Von Pferden, Bescheidenheit und Heintje
„Ein Pferd, ein Pferd, mein Taschengeld für ein Pferd“, war meine kindliche Interpretation des mir unbekannten Shakespeare-Zitats, das ich durchaus bühnenreif zur Aufführung brachte. Doch so oft ich den Wunsch auch wiederholte, es ging mir wie Richard: Kein Pferd. (Aber immerhin starb ich nicht auf dem Schlachtfeld!)
Der Wunsch war einfach zu groß, und meine Oma (eine flammende Verfechterin von Bescheidenheit und Peter-Alexander-Filmen) vermittelte mir mit bemerkenswerter erzieherischer Subtilität, dass große Wünsche nichts Gutes bringen: Sie spielte mir „Mamatschi, schenk mir ein Pferdchen“ vor. Mit Schmachtstimme sang Heintje von sehnlichem Pferdewunsch, Enttäuschung und großer Traurigkeit, als er die Kutschpferde bei der Beerdigung seiner Mutter sieht.
Mit meinem kindlichen Gemüt verstand ich das Lied dahingehend, dass ich meiner Mutter praktisch den Tod bringe, wenn ich mir ein Pferd wünsche. Jessas, hatte ich ein schlechtes Gewissen! Plus Angst, plus Schuldgefühle.
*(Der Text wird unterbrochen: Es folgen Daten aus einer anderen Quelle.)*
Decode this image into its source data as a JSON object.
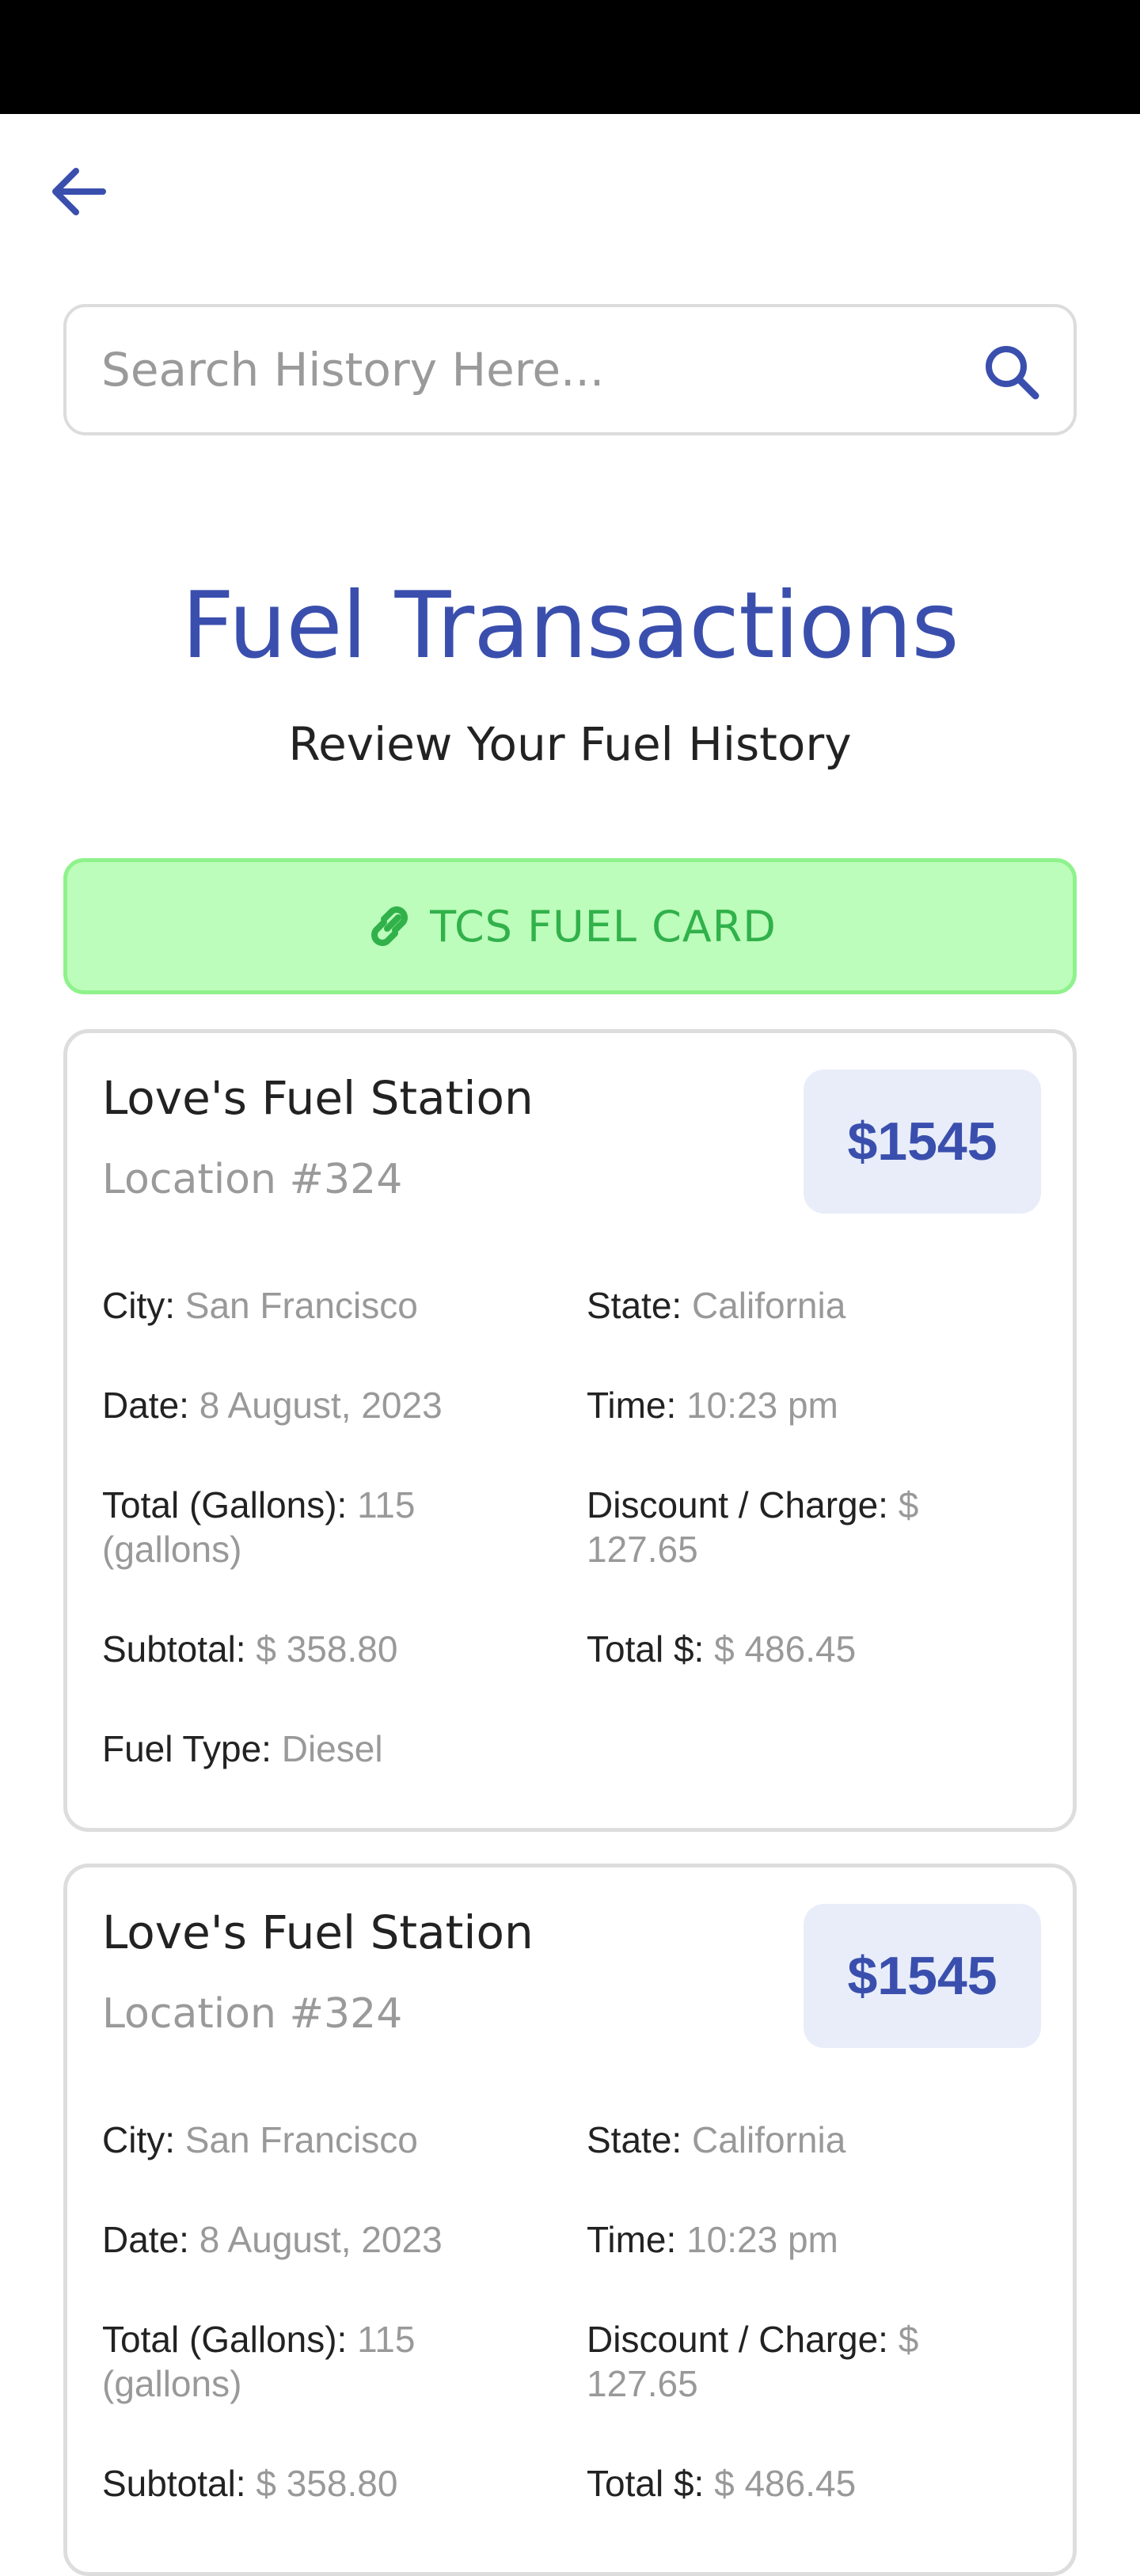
{
  "search": {
    "placeholder": "Search History Here..."
  },
  "header": {
    "title": "Fuel Transactions",
    "subtitle": "Review Your Fuel History"
  },
  "fuel_card_button": {
    "label": "TCS FUEL CARD",
    "color": "#31b14a",
    "background": "#bcfdbb"
  },
  "icons": {
    "back": "arrow-left-icon",
    "search": "search-icon",
    "link": "link-icon"
  },
  "colors": {
    "accent": "#3a4fad",
    "badge_background": "#e8edf9",
    "muted_text": "#999999"
  },
  "transactions": [
    {
      "station": "Love's Fuel Station",
      "location": "Location #324",
      "amount": "$1545",
      "city_label": "City:",
      "city": "San Francisco",
      "state_label": "State:",
      "state": "California",
      "date_label": "Date:",
      "date": "8 August, 2023",
      "time_label": "Time:",
      "time": "10:23 pm",
      "gallons_label": "Total (Gallons):",
      "gallons": "115 (gallons)",
      "discount_label": "Discount / Charge:",
      "discount": "$ 127.65",
      "subtotal_label": "Subtotal:",
      "subtotal": "$ 358.80",
      "total_label": "Total $:",
      "total": "$ 486.45",
      "fuel_type_label": "Fuel Type:",
      "fuel_type": "Diesel"
    },
    {
      "station": "Love's Fuel Station",
      "location": "Location #324",
      "amount": "$1545",
      "city_label": "City:",
      "city": "San Francisco",
      "state_label": "State:",
      "state": "California",
      "date_label": "Date:",
      "date": "8 August, 2023",
      "time_label": "Time:",
      "time": "10:23 pm",
      "gallons_label": "Total (Gallons):",
      "gallons": "115 (gallons)",
      "discount_label": "Discount / Charge:",
      "discount": "$ 127.65",
      "subtotal_label": "Subtotal:",
      "subtotal": "$ 358.80",
      "total_label": "Total $:",
      "total": "$ 486.45"
    }
  ]
}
Das wurde erst besser, als mir klar wurde, dass nicht der Wunsch das Problem im Lied war, sondern Heintjes Enttäuschung und Undankbarkeit.
Das war gut, denn ich war mir sicher: Ich freue mich auch über einen Marzipanschimmel (auch wenn der ungenießbar ist und beim Spielen an den Händen klebt, aber so ein Pferd hätte ich ohnehin nicht gegessen, sondern ins Regal gestellt) oder über die stolzen „vier Pferde aus lackiertem Holz“ (die in meiner Fantasie knapp kniehoch, rabenschwarz glänzend und wunderschön waren).
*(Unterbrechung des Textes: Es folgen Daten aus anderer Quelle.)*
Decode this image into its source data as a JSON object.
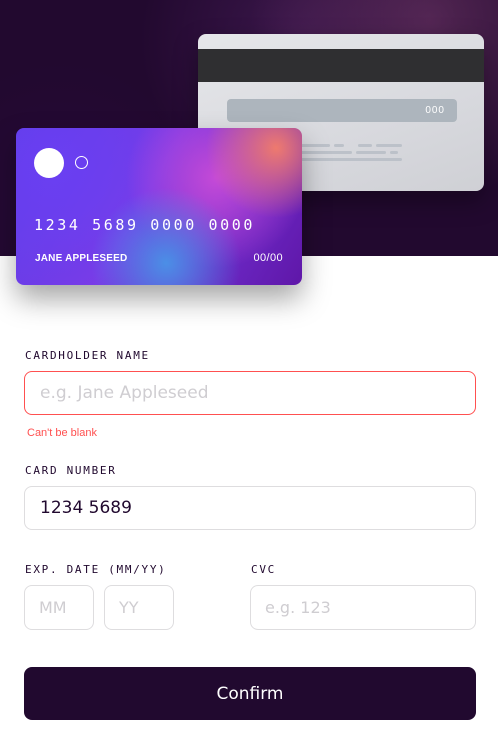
{
  "card_back": {
    "cvc": "000"
  },
  "card_front": {
    "number": "1234 5689 0000 0000",
    "holder_name": "JANE APPLESEED",
    "expiry": "00/00"
  },
  "form": {
    "cardholder": {
      "label": "CARDHOLDER NAME",
      "placeholder": "e.g. Jane Appleseed",
      "value": "",
      "error": "Can't be blank"
    },
    "card_number": {
      "label": "CARD NUMBER",
      "placeholder": "",
      "value": "1234 5689"
    },
    "expiry": {
      "label": "EXP. DATE (MM/YY)",
      "month_placeholder": "MM",
      "year_placeholder": "YY"
    },
    "cvc": {
      "label": "CVC",
      "placeholder": "e.g. 123"
    },
    "confirm_label": "Confirm"
  },
  "colors": {
    "dark_violet": "#21092f",
    "error_red": "#ff5050",
    "border_gray": "#dedddf"
  },
  "icons": {
    "card_logo": [
      "circle-filled-icon",
      "circle-outline-icon"
    ]
  }
}
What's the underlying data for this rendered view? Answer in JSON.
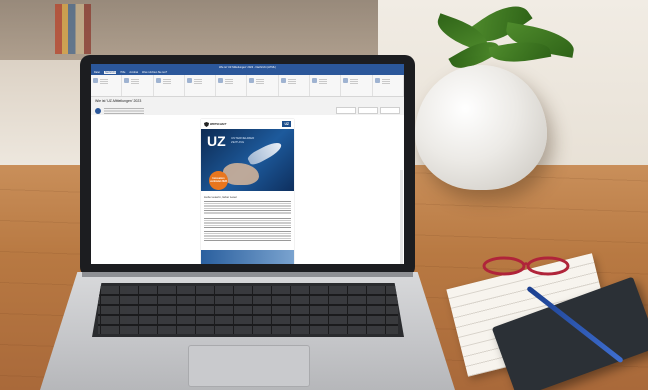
{
  "app": {
    "window_title": "Wie ist 'UZ Mitteilungen' 2023 - Nachricht (HTML)",
    "menu_tabs": [
      "Datei",
      "Nachricht",
      "Hilfe",
      "Acrobat",
      "Was möchten Sie tun?"
    ],
    "active_tab_index": 1,
    "subject": "Wie ist 'UZ-Mitteilungen' 2023"
  },
  "newsletter": {
    "logo_text": "WIRTSCHAFT",
    "uz_badge": "UZ",
    "hero_title": "UZ",
    "hero_subtitle": "UNTERNEHMER ZEITUNG",
    "badge_text": "Innovation verbindet 2023",
    "greeting": "Liebe Leserin, lieber Leser"
  },
  "colors": {
    "outlook_blue": "#2b579a",
    "hero_blue": "#1d5a9c",
    "badge_orange": "#e8761e"
  }
}
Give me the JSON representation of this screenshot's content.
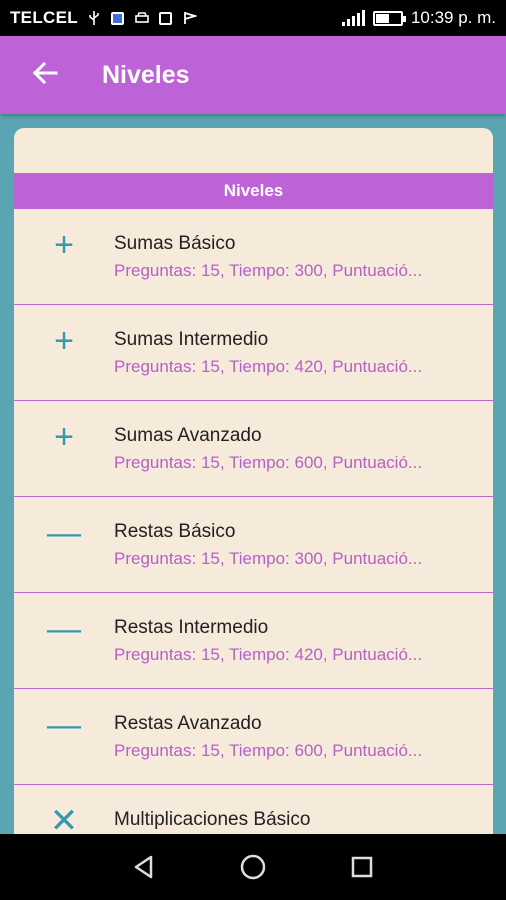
{
  "status_bar": {
    "carrier": "TELCEL",
    "time": "10:39 p. m.",
    "battery_level": 0.55
  },
  "app_bar": {
    "title": "Niveles",
    "back_icon": "arrow-back-icon"
  },
  "section": {
    "header": "Niveles"
  },
  "levels": [
    {
      "icon": "plus-icon",
      "glyph": "+",
      "title": "Sumas Básico",
      "subtitle": "Preguntas: 15, Tiempo: 300, Puntuació..."
    },
    {
      "icon": "plus-icon",
      "glyph": "+",
      "title": "Sumas Intermedio",
      "subtitle": "Preguntas: 15, Tiempo: 420, Puntuació..."
    },
    {
      "icon": "plus-icon",
      "glyph": "+",
      "title": "Sumas Avanzado",
      "subtitle": "Preguntas: 15, Tiempo: 600, Puntuació..."
    },
    {
      "icon": "minus-icon",
      "glyph": "—",
      "title": "Restas Básico",
      "subtitle": "Preguntas: 15, Tiempo: 300, Puntuació..."
    },
    {
      "icon": "minus-icon",
      "glyph": "—",
      "title": "Restas Intermedio",
      "subtitle": "Preguntas: 15, Tiempo: 420, Puntuació..."
    },
    {
      "icon": "minus-icon",
      "glyph": "—",
      "title": "Restas Avanzado",
      "subtitle": "Preguntas: 15, Tiempo: 600, Puntuació..."
    },
    {
      "icon": "multiply-icon",
      "glyph": "✕",
      "title": "Multiplicaciones Básico",
      "subtitle": ""
    }
  ],
  "nav_bar": {
    "back": "nav-back-icon",
    "home": "nav-home-icon",
    "recents": "nav-recents-icon"
  },
  "colors": {
    "accent": "#bd63d7",
    "background": "#5aa4b3",
    "card": "#f6eadb",
    "icon": "#3a97ad"
  }
}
Also wünschte ich mir weiterhin ein Pferd, ein echtes. Außerdem wünschte ich mir ein Schaukelpferd, sicherheitshalber. So eins, wie es meine Cousine unbeachtet in ihrer Zimmerecke stehen hatte: Ein hochbeiniges Pony mit getupftem Plüschfell und einem ehemals seidigen Schweif, den ich bestimmt besser gepflegt hätte. Ich bekam ein Schaukelpferd – ein von einem Opa oder Uropa selbst gezimmertes Erbstück, mit dem schon meine Mutter die Welt erobert hatte.
Tiefer Schwerpunkt, großer Bogenradius – was Schaukelpferde schnell und sicher macht
Das Pferd entsprach, gelinde gesagt, nicht ganz meinen Vorstellungen: Beine und Rumpf waren „nur“ auf den durchgehenden Seitenbrettern aufgemalt, die gefalteten Lederohren waren zu groß für den ausgesägten Kopf, und der Kopf selbst zu klein für den Rest des Pferdes. Der Lack war an vielen Stellen abgerieben, und sofern es überhaupt jemals Mähne und Schweif gehabt hatte, waren diese längst nicht mehr vorhanden. Außerdem hatte das Tier das Exterieur eines Dackels: Niedrig und lang. Kurzum: Es war in meinen Augen ziemlich unansehnlich, fast schon hässlich.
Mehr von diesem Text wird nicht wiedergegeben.